1) The manuscript would benefit from a clearer explanation of how the PSR components interact dynamically. While the framework is well introduced, explicitly linking “Pressure → State → Response” with examples from the results (e.g., Subregion 8 regime shift) would improve readability.
2) The study reserves 30% of simulated runoff as environmental flow. Please provide a brief justification or citation supporting this threshold, and discuss how sensitive the results might be to this assumption.
3) Although climate projections and bias correction are described rigorously, the uncertainty associated with irrigation withdrawal estimation (e.g., irrigation efficiency coefficients, canal detection) could be discussed more explicitly.
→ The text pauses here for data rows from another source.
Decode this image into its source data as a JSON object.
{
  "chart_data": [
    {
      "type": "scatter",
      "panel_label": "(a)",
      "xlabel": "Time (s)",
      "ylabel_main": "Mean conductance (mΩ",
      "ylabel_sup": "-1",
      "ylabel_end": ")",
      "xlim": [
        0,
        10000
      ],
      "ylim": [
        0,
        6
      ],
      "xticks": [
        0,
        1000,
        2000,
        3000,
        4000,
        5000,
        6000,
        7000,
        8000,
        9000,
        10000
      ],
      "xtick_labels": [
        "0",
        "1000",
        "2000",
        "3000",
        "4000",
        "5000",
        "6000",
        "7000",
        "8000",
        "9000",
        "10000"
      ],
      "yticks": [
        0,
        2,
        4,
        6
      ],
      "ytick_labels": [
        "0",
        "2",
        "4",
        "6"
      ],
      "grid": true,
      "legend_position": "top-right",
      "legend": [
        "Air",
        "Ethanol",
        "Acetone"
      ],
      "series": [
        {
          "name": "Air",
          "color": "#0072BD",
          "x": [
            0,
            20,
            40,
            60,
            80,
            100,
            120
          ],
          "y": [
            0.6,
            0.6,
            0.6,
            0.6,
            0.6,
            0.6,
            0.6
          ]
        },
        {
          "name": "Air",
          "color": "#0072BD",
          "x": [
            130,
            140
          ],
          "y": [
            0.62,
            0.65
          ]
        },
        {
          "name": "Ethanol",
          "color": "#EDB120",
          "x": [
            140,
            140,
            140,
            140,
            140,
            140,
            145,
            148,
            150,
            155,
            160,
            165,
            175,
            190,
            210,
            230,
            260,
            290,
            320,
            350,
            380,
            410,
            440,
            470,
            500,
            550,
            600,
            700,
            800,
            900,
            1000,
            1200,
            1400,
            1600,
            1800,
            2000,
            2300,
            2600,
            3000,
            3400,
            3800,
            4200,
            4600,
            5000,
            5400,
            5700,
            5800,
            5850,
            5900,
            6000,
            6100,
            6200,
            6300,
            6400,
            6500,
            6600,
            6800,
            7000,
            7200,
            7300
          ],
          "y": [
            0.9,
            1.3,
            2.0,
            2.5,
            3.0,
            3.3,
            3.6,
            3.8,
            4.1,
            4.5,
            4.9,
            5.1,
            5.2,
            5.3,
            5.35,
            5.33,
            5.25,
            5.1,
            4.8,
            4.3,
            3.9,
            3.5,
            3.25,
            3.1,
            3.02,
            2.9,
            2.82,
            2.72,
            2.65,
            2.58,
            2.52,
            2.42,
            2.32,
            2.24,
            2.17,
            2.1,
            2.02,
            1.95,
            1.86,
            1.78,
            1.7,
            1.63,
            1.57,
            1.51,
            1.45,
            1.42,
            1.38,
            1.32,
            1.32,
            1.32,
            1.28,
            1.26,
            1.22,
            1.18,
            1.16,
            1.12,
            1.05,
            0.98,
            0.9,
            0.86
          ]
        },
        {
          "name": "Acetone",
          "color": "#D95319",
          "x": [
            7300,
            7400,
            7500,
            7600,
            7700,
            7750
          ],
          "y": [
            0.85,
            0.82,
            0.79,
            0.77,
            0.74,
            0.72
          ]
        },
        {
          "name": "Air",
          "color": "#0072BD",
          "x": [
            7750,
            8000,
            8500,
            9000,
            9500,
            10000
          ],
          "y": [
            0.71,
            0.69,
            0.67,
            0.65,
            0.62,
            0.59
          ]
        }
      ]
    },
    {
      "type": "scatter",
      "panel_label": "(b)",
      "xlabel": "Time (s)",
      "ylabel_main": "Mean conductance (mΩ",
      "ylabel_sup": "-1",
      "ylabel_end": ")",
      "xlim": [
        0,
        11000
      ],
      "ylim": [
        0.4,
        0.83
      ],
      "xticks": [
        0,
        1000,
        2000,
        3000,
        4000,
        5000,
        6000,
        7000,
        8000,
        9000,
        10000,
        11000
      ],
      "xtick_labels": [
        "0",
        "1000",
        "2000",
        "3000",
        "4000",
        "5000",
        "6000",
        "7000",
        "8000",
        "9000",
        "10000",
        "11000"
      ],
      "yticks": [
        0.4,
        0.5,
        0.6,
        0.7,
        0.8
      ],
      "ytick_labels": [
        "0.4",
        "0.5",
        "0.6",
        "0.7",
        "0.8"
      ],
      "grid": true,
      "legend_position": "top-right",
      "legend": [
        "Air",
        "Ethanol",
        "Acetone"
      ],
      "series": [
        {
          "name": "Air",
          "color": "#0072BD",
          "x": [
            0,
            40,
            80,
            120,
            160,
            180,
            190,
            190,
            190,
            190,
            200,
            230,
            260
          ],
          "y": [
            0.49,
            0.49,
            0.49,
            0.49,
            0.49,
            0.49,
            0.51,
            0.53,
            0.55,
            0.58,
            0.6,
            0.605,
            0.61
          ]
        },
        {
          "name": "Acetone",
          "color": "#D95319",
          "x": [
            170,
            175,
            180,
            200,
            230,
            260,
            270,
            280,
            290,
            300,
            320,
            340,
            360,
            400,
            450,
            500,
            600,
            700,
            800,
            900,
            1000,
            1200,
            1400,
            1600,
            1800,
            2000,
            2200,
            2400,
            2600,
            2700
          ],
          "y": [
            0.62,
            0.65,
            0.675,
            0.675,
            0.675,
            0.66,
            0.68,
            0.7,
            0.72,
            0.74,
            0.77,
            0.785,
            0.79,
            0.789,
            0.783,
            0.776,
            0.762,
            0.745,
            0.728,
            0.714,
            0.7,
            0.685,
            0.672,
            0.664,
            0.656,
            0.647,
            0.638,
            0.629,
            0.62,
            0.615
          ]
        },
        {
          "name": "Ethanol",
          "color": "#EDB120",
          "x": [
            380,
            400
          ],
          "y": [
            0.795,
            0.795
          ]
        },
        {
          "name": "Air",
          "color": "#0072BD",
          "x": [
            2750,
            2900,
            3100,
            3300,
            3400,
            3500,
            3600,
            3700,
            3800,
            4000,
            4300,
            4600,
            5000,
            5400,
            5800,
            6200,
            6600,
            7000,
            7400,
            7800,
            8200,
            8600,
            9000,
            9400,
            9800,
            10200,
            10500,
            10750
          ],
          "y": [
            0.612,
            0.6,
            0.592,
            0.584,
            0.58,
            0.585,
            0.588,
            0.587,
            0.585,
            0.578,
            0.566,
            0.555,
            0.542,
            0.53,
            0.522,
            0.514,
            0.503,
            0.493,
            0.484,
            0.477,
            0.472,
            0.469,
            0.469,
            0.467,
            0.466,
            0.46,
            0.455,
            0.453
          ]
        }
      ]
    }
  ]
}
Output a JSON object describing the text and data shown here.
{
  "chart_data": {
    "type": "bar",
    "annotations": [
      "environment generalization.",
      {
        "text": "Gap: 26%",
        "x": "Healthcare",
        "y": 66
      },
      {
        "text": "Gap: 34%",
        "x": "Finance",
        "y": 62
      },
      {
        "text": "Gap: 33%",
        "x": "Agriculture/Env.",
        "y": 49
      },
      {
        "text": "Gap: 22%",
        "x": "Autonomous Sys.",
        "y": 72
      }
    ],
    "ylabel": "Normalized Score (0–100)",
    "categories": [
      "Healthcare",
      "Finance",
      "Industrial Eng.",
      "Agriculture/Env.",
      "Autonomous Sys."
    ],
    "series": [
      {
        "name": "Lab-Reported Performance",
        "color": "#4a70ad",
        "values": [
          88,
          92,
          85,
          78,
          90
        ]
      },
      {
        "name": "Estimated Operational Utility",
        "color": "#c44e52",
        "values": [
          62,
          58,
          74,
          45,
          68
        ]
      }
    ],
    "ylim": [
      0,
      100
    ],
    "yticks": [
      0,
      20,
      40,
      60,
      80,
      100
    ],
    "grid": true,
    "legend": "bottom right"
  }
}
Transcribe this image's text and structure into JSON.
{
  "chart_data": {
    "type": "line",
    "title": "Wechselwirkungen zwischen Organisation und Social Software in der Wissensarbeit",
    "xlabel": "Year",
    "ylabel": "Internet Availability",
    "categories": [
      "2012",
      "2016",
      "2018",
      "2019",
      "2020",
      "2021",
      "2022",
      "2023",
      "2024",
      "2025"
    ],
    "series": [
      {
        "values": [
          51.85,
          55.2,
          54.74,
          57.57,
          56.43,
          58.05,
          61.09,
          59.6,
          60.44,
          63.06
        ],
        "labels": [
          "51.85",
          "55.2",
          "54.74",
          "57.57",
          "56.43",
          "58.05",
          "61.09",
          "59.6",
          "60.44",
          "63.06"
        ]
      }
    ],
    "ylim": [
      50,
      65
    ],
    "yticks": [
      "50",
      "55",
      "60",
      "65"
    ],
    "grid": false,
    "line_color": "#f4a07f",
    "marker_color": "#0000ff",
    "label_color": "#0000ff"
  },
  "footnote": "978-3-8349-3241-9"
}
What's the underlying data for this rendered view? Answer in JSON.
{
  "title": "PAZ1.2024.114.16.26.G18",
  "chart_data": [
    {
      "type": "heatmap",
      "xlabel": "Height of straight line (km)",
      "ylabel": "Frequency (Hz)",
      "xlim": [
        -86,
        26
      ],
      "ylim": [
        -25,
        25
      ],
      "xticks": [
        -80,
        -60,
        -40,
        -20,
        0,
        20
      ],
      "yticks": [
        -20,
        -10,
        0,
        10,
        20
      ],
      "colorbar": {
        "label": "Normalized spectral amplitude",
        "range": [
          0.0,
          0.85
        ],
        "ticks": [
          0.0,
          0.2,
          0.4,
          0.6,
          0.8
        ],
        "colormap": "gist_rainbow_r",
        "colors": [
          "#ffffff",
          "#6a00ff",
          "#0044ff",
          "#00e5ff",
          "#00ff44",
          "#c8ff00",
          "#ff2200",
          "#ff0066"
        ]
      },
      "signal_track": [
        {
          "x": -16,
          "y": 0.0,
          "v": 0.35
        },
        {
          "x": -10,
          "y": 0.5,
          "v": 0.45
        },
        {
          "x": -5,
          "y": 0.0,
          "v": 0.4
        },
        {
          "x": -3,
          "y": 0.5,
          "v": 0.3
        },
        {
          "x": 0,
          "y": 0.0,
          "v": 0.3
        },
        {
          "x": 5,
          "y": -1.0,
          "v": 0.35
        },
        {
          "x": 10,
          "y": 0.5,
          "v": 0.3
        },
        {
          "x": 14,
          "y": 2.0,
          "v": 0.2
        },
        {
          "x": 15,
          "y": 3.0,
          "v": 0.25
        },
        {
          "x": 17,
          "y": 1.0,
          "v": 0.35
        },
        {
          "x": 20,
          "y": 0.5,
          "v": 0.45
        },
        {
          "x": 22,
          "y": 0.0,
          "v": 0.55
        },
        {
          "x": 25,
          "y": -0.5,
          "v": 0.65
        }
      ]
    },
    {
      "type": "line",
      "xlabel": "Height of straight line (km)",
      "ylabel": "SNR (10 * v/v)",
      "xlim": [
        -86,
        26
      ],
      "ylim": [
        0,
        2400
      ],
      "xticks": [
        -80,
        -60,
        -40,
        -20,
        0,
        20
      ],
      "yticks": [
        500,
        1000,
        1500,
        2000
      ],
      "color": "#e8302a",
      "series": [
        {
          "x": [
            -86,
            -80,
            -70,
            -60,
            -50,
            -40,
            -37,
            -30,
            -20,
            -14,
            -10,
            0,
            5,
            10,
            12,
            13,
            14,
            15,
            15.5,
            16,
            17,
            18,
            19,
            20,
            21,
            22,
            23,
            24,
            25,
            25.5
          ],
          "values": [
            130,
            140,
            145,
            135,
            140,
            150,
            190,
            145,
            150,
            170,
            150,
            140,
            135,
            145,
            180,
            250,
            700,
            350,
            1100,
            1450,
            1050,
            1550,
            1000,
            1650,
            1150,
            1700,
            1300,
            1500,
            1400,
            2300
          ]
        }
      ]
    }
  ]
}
4) The manuscript is generally well written and easy to follow. Nevertheless, minor language polishing would improve clarity and fluency. In particular, the authors may wish to review article usage and phrasing consistency. For example, expressions such as “under the climate change” could be smoothed to “under climate change,” and “30% simulated runoff was reserved as environmental flow” could be phrased as “30% of the simulated runoff was reserved as environmental flow.” Additionally, several sentences would benefit from small stylistic refinements to enhance readability. A careful proofreading is recommended.
5) A relevant recent contribution appears to be missing from the references. The authors are do strongly encouraged to cite ‘Assimilation of Sentinel-based leaf area index for modeling surface–groundwater interactions in irrigation districts,’ which closely aligns with the manuscript’s themes of irrigation modelling and land-surface dynamics.